Hair piece

African-American women and their roots.

BLACK TO MY ROOTS

Rainier Valley Cultural Center, 3515 S. Alaska, 325-6500, $9.50-$18.50 7:30 p.m. Fri.-Sat.; 3:30 p.m. matinees Sun. ends Sun., Feb. 24


ONE OF THE best scenes in Black to My Roots, a rumination on the cultural, social, and personal implications of African-American women’s hair, is a piece by George C. Wolfe in which two wigs—a giant afro and a long, sleek perm—battle to be worn. Playing the wigs, actresses Kathya Alexander and Wilna Julmiste hold nothing back, catching the rhythm of Wolfe’s text as they tackle the perennial problem: What kind of me do I want my hair to be today? What makes this scene work is that the passion these actresses invest in the relationship with their own hair is brought out on stage. If only this energy was present in all the scenes.
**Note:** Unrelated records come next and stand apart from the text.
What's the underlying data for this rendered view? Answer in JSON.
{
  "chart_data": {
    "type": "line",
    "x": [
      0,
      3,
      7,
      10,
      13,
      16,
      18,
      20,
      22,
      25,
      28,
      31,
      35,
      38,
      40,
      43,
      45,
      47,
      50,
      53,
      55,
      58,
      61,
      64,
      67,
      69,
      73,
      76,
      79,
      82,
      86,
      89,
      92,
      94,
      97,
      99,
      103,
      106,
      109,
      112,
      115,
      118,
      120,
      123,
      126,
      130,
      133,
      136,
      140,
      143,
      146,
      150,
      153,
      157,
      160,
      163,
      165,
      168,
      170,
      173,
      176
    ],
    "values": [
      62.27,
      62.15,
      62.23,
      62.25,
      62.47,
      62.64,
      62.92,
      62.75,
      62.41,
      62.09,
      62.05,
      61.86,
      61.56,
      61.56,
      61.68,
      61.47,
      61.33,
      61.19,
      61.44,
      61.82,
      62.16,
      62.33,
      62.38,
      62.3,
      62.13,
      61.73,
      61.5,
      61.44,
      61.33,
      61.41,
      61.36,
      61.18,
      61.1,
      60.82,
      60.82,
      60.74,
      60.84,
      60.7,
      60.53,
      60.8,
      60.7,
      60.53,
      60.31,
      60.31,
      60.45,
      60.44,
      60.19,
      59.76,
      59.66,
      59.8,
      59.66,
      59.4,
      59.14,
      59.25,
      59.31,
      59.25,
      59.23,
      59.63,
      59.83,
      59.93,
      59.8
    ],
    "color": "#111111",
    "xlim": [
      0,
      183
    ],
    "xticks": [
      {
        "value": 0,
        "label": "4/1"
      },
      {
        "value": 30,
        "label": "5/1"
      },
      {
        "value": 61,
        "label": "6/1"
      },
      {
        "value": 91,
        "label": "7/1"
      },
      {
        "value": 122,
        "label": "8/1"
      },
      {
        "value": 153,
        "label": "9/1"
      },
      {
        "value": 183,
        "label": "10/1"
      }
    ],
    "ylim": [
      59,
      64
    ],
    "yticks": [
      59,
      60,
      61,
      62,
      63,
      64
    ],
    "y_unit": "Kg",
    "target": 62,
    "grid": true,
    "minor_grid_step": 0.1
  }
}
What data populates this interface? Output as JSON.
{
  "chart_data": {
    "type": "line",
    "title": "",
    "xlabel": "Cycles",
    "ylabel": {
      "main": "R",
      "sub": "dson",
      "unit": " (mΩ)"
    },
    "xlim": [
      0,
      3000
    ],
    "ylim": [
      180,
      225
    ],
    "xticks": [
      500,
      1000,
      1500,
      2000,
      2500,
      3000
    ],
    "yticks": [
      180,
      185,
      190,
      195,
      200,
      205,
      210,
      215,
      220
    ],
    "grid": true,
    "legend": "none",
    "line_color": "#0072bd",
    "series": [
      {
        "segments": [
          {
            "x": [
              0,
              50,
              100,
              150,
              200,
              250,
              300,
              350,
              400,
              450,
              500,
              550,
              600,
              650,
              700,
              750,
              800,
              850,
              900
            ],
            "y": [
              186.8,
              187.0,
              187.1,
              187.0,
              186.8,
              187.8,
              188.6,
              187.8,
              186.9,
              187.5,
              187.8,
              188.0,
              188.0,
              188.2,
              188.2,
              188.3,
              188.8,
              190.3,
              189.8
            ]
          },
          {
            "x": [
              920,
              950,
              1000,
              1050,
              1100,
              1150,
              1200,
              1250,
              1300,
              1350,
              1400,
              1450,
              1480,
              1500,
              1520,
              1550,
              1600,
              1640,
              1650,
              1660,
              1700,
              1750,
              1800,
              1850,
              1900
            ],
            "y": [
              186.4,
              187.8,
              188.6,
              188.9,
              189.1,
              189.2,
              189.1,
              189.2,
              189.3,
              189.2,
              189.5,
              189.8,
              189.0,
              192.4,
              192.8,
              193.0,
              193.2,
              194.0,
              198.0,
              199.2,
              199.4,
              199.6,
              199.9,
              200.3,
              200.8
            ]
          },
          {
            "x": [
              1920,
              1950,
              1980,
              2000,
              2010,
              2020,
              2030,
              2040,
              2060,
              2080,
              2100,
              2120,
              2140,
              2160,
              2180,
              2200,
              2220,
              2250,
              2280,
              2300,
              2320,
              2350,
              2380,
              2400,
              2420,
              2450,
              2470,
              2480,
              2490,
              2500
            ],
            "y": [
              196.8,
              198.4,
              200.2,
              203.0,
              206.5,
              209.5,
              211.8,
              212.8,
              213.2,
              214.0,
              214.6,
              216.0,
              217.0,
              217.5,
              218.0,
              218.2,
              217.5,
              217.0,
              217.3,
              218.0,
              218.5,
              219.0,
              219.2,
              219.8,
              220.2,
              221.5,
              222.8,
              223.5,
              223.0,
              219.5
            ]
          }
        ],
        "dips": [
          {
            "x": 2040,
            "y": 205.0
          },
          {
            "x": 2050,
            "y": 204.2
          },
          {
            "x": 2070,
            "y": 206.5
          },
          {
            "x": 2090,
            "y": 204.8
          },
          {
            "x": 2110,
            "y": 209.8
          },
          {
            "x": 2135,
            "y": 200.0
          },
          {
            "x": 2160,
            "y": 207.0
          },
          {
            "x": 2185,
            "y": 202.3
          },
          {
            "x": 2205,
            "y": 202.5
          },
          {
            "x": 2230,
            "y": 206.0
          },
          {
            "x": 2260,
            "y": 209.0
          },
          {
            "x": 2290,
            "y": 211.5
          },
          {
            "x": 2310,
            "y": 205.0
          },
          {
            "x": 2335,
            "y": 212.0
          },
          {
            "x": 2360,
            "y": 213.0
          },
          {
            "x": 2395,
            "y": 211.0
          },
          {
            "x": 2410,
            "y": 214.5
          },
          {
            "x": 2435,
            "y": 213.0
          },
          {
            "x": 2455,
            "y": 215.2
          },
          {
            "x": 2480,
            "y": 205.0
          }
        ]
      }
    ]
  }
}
When all five women in the cast are lined up and asked by the narrator and co-writer, Reneschia Brown, to describe their hair in three words, they don’t just rattle off a list; they bounce descriptions out at all different angles, playing off each other. Yet in more than a couple of scenes, the cast falls back into the trappings of “theater with a message”—halting, explanatory monologues and diluted exchanges that might make the audience think but don’t grab them by their own roots and shake them.

Brown and her brother, Tyrone, who directed the show, made a great choice by gathering performers who have their own hair stories and histories, and who are willing, when given the chance, to let it all hang out. Just as they hope their show inspires black women to make peace with, and find power in, their hair, they should follow the example of stage pioneer Wolfe and let go of the stodgier conventions to make a new vibrant theater of their own.